The new NBC/WSJ poll I mentioned this morning also asked some questions that demonstrate in a new way that the White House really has not succeeded in making the case for military intervention in Syria. Americans tilt against strikes even if if they are described as strictly limited to only destroying weapons used in chemical attacks.

Here, from the internals (which were sent over by the good folks at NBC), are the key findings:

As you may know, it has been reported that the Syrian government has used chemical weapons on its citizens. President Obama has decided to seek Congressional approval for military action against Syria in response to their use of chemical weapons. Do you think your Member of Congress should vote to approve the use of military action against Syria or not?
Yes, should approve of military action: 33
No, should not approve of military action: 58


Now, more specifically, if U.S. military action in Syria were limited to air strikes using cruise missiles launched from U.S. naval ships that were meant to destroy military units and infrastructure used to carry out chemical attacks would you support or oppose this U.S. military action in Syria?
Support: 44
Oppose: 51

That is a very generous description of strict limits on the mission, and even so a majority still opposes it. That description only brings down opposition by seven points.

Meanwhile, the poll also finds 54 percent think Obama has not made a convincing case for action, versus only 33 percent — one third! — who say he has. And 59 percent say they’d oppose it if Obama, “in his role as Commander-in-Chief” (more generous wording), pursues military action absent Congressional approval.

It’s hard to see how this basic dynamic could get shaken up anytime soon, absent something truly dramatic.
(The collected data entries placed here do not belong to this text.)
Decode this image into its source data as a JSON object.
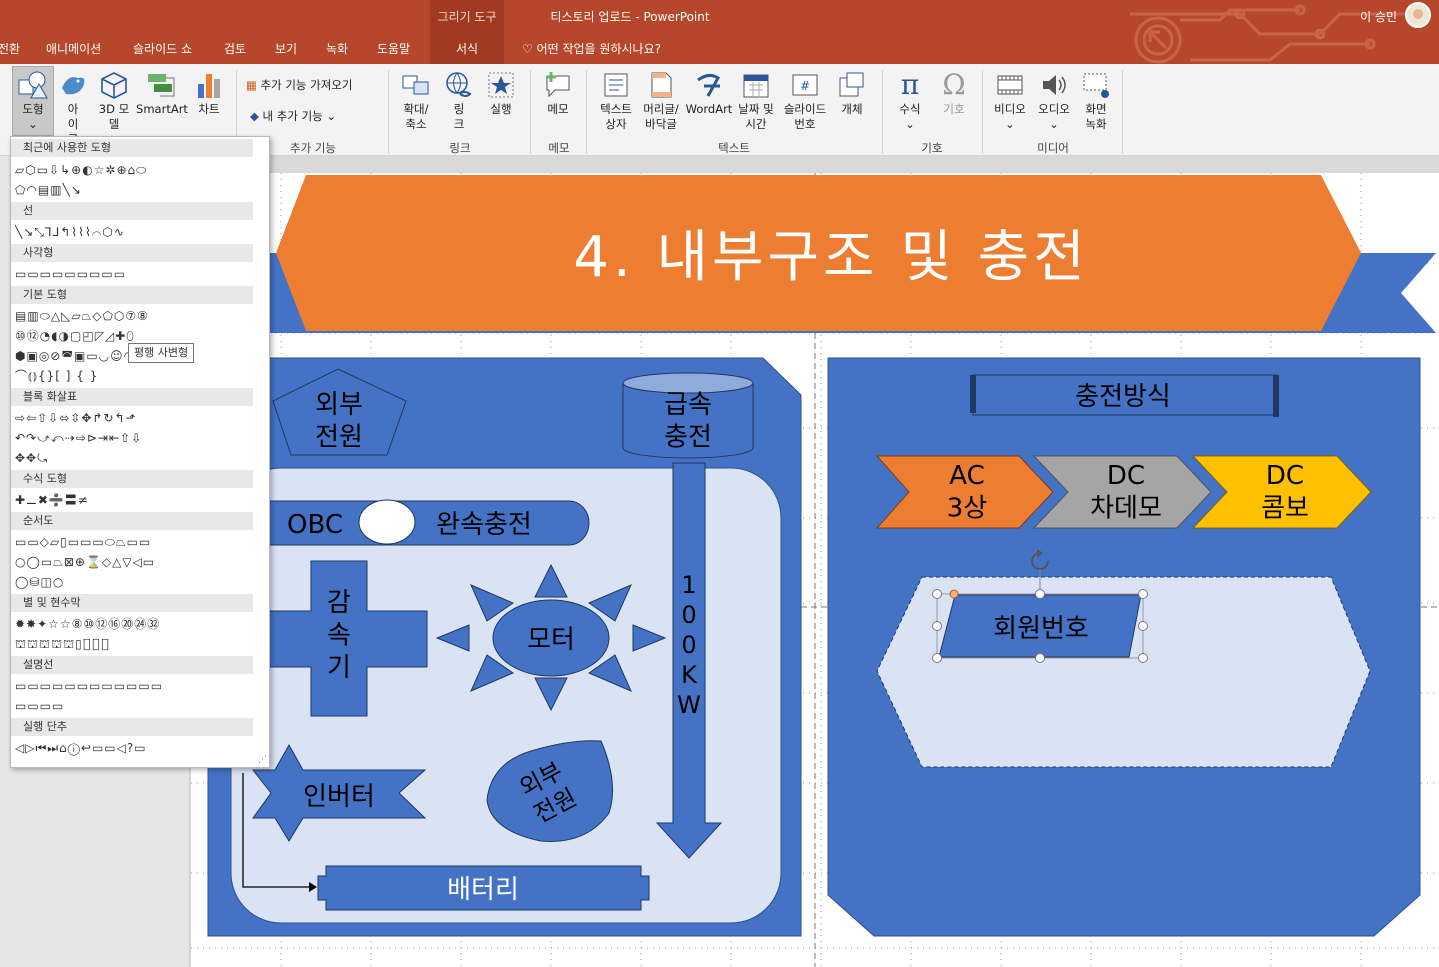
{
  "window": {
    "context_group": "그리기 도구",
    "title": "티스토리 업로드  -  PowerPoint",
    "user": "이 승민"
  },
  "tabs": [
    "전환",
    "애니메이션",
    "슬라이드 쇼",
    "검토",
    "보기",
    "녹화",
    "도움말",
    "서식"
  ],
  "tell_me": "어떤 작업을 원하시나요?",
  "ribbon": {
    "shapes": "도형",
    "icons": "아이콘",
    "model3d": "3D 모델",
    "smartart": "SmartArt",
    "chart": "차트",
    "get_addins": "추가 기능 가져오기",
    "my_addins": "내 추가 기능",
    "addins_group": "추가 기능",
    "zoom": "확대/축소",
    "link": "링크",
    "action": "실행",
    "links_group": "링크",
    "comment": "메모",
    "comment_group": "메모",
    "textbox": "텍스트 상자",
    "header_footer": "머리글/바닥글",
    "wordart": "WordArt",
    "datetime": "날짜 및 시간",
    "slide_number": "슬라이드 번호",
    "object": "개체",
    "text_group": "텍스트",
    "equation": "수식",
    "symbol": "기호",
    "symbols_group": "기호",
    "video": "비디오",
    "audio": "오디오",
    "screen_rec": "화면 녹화",
    "media_group": "미디어"
  },
  "shapes_panel": {
    "sections": [
      "최근에 사용한 도형",
      "선",
      "사각형",
      "기본 도형",
      "블록 화살표",
      "수식 도형",
      "순서도",
      "별 및 현수막",
      "설명선",
      "실행 단추"
    ],
    "rows": [
      "▱⬡▭⇩↳⊕◐☆✲⊕⌂⬭",
      "⬠◠▤▥╲↘",
      "╲↘⤡⅂⅃↰⌇⌇⌇⌒⬡∿",
      "▭▭▭▭▭▭▭▭▭",
      "▤▥⬭△◺▱⏢◇⬠⬡⑦⑧",
      "⑩⑫◔◖◑▢◰◸◿✚⬯",
      "⬢▣◎⊘◚▣▭◡☺◠❤✹◑☾☁",
      "⌒⦅⦆{}[ ] { }",
      "⇨⇦⇧⇩⬄⇳✥↱↻↰⬏",
      "↶↷⤻⤺⇢⇨⊳⇥⇤⇧⇩",
      "✥✥⤿",
      "✚⚊✖➗〓≠",
      "▭▭◇▱▯▭▭▭⬭⏢▭▭",
      "○◯▭⏢⊠⊕⌛◇△▽◁▭",
      "◯⛁◫○",
      "✹✸✦☆☆⑧⑩⑫⑯⑳㉔㉜",
      "⛫⛫⛫⛫⛫▯⎕⎕⎕",
      "▭▭▭▭▭▭▭▭▭▭▭▭",
      "▭▭▭▭",
      "◁▷⏮⏭⌂ⓘ↩▭▭◁?▭"
    ],
    "tooltip": "평행 사변형"
  },
  "slide": {
    "title": "4. 내부구조 및 충전",
    "external_power": "외부\n전원",
    "fast_charge": "급속\n충전",
    "obc": "OBC",
    "slow_charge": "완속충전",
    "reducer": "감\n속\n기",
    "motor": "모터",
    "kw": "1\n0\n0\nK\nW",
    "inverter": "인버터",
    "external_power2": "외부\n전원",
    "battery": "배터리",
    "charge_method": "충전방식",
    "chev_ac": "AC\n3상",
    "chev_dc1": "DC\n차데모",
    "chev_dc2": "DC\n콤보",
    "member": "회원번호"
  },
  "colors": {
    "titlebar": "#b7472a",
    "slide_blue": "#4472c4",
    "light_blue": "#dae3f3",
    "orange": "#ed7d31",
    "grey": "#a5a5a5",
    "gold": "#ffc000"
  }
}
If diplomacy falters it’s still hard to imagine Congress authorizing action at this point. And the public is clear: No strikes without Congressional approval.

So it seems likely we’re down to two possible outcomes: Either a diplomatic solution will be reached, or the whole thing — when it comes to the American political conversation, at least — will just be allowed to fade away quietly. A diplomatic outcome could certainly upend the politics of all this. I’d argue that previous missteps could well be forgotten in the event of a relatively positive resolution averting war (the public just doesn’t care about process), and it could even conceivably turn into a positive for the White House. But for now at least it seems opposition to any military action is only hardening.